Embora somente uns 150 posts de leitores sejam publicados por dia, Adelson diz que as ferramentas para distribuir uma notícia interessante podem gerar uma espécie de “efeito cascata”, pois os jovens “consomem por cliques”. Mas ele argumenta que a transparência seria a maneira de combater a multiplicação da boataria na internet. A pessoa que enviou a notícia sobre Steve Jobs tinha um login totalmente impessoal: “joshua’s iphone”. E Adelson reconhece que esse internauta não tinha lá um histórico recomendável: seu primeiro post havia chegado em julho, nenhuma de suas notícias jamais havia entrado na página principal, e a primeira que causou alguma repercussão foi justamente essa, sobre a saúde de Steve Jobs. “Esses assuntos interessam ao cidadão digital”, diz o editor.

Confiar na comunidade e na transparência de fato é um método.
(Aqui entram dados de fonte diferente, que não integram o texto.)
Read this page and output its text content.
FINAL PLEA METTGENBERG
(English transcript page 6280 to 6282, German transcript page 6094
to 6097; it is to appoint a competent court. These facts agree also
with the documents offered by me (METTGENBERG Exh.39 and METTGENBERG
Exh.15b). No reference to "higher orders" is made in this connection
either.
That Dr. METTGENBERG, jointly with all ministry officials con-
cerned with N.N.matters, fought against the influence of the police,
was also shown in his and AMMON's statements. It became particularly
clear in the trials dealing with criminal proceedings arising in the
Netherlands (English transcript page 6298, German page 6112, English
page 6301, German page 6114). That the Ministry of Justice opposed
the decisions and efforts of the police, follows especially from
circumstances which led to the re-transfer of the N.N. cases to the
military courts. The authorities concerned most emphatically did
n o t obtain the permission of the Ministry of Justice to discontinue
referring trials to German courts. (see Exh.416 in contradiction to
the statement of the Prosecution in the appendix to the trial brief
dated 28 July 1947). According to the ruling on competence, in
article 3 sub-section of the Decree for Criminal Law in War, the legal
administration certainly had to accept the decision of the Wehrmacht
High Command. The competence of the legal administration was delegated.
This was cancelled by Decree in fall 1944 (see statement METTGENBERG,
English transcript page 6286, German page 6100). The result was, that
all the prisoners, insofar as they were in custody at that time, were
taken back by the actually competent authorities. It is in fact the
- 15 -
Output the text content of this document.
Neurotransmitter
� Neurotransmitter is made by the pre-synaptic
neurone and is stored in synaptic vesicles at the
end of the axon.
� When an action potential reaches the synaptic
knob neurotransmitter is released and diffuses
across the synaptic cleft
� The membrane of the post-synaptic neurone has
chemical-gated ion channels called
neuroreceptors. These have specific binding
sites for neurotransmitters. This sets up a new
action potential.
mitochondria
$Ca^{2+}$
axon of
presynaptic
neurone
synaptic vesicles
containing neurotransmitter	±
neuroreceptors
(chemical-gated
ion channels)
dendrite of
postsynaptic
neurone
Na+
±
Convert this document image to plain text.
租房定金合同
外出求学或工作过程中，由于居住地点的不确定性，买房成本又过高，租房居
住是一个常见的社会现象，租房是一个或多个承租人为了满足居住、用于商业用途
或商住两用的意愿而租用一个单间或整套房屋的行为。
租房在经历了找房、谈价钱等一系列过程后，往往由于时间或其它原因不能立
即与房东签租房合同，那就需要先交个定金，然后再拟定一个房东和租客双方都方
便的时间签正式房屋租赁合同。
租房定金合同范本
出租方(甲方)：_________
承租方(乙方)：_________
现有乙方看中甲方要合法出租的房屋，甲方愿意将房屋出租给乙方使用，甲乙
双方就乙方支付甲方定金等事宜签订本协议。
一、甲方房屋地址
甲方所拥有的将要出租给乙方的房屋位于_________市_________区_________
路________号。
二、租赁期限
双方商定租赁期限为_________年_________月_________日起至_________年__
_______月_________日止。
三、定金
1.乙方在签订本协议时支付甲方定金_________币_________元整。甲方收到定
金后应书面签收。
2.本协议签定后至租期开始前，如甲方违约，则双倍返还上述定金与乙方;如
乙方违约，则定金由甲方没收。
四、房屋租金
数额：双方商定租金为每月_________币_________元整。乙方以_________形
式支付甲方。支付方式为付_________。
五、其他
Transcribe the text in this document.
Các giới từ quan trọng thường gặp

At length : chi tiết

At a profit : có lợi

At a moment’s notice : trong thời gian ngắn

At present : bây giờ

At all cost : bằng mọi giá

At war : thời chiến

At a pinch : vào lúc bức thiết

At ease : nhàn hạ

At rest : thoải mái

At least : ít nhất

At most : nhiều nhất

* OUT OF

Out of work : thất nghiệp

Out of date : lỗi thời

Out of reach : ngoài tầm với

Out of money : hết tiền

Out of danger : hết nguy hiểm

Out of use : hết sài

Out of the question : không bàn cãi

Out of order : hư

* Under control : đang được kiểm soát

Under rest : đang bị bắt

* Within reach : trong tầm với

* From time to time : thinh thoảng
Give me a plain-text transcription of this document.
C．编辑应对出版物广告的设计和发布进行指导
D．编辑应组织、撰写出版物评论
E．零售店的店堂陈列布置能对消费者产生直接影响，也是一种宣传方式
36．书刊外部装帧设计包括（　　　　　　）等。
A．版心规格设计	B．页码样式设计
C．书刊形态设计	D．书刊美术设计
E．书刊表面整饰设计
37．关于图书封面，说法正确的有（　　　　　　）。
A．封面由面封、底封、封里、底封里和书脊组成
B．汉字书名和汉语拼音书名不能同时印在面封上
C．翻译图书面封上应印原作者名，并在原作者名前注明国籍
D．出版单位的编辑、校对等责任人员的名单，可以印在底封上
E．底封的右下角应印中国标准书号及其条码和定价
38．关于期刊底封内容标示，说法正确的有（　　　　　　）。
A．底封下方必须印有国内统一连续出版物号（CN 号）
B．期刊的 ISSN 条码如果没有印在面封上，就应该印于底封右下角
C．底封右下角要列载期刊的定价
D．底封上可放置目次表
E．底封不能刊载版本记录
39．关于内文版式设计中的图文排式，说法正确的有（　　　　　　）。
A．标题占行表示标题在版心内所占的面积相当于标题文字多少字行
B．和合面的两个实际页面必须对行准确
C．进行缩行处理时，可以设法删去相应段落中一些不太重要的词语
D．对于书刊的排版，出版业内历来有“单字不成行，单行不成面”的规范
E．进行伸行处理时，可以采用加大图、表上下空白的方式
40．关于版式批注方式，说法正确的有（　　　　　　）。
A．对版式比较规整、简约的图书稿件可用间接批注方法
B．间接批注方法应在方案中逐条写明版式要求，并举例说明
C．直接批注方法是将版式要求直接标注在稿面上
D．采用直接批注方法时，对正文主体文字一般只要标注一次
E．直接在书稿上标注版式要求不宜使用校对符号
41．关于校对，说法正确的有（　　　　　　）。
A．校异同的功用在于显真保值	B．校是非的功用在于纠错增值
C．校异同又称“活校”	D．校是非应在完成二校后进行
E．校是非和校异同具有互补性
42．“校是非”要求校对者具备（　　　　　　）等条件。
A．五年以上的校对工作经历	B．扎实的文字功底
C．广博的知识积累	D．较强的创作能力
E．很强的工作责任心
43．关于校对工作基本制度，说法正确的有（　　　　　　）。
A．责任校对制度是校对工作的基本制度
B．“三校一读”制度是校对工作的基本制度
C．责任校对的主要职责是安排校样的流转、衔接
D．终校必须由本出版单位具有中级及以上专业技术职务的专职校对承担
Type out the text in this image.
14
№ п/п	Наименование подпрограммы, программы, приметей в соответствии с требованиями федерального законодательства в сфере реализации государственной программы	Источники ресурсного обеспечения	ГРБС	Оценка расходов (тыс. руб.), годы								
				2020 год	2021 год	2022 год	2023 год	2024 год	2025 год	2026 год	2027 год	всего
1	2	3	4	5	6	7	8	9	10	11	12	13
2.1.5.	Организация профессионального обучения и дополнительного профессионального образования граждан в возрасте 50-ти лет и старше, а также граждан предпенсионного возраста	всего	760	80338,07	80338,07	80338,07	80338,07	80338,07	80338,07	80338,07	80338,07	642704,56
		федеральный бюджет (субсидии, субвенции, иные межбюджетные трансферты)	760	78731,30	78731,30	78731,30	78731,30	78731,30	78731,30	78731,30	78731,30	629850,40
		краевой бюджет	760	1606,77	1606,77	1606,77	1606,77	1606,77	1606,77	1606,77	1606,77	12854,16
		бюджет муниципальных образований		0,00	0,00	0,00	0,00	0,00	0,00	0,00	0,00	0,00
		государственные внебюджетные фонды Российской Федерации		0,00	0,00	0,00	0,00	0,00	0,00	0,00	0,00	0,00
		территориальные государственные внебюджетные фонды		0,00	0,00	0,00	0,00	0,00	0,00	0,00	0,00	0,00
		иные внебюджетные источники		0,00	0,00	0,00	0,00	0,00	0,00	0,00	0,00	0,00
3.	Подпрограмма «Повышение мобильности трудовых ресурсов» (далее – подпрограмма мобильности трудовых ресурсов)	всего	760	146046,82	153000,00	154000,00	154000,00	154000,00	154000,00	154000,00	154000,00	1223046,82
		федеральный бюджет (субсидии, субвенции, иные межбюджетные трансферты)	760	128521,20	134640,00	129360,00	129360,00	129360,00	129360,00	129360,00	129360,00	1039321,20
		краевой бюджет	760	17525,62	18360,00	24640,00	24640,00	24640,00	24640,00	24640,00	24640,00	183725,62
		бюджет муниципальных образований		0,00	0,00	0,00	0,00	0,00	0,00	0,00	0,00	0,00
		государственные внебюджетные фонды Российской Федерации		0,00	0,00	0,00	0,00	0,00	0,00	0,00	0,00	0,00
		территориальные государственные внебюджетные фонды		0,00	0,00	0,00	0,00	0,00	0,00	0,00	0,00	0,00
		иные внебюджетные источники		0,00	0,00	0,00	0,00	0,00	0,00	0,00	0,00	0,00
Adelson conta que o Google News tenta garantir a confiabilidade das informações vetando as fontes de onde elas foram extraídas. Já sites experimentais como newstrust.net buscam criar sistemas de avaliação a partir da opinião de especialistas, que têm seus critérios, e que avaliam o próprio site. Por sinal, um de meus artigos foi vetado por quatro desses resenhistas, embora tenha recebido nota 4 em termos de precisão (a nota máxima sendo 5).

Fabrice Florin, fundador do newstrust, acha que sites como o seu são fundamentais para impedir a imprecisao, mas admite que não conseguiria fazer isso em menos de uma hora, o tempo médio que uma notícia como essas demora para causar estragos. Na sua visão, três revisores “confiáveis” seriam suficientes para garantir a credibilidade das notícias.

A esperança a longo prazo, diz Florin, é que o público seja treinado na leitura de notícias pela web, o que vem a ser uma das missões do newstrust. “Nossos pequenos cérebros não conseguem dar conta de tanta informação”, explica ele.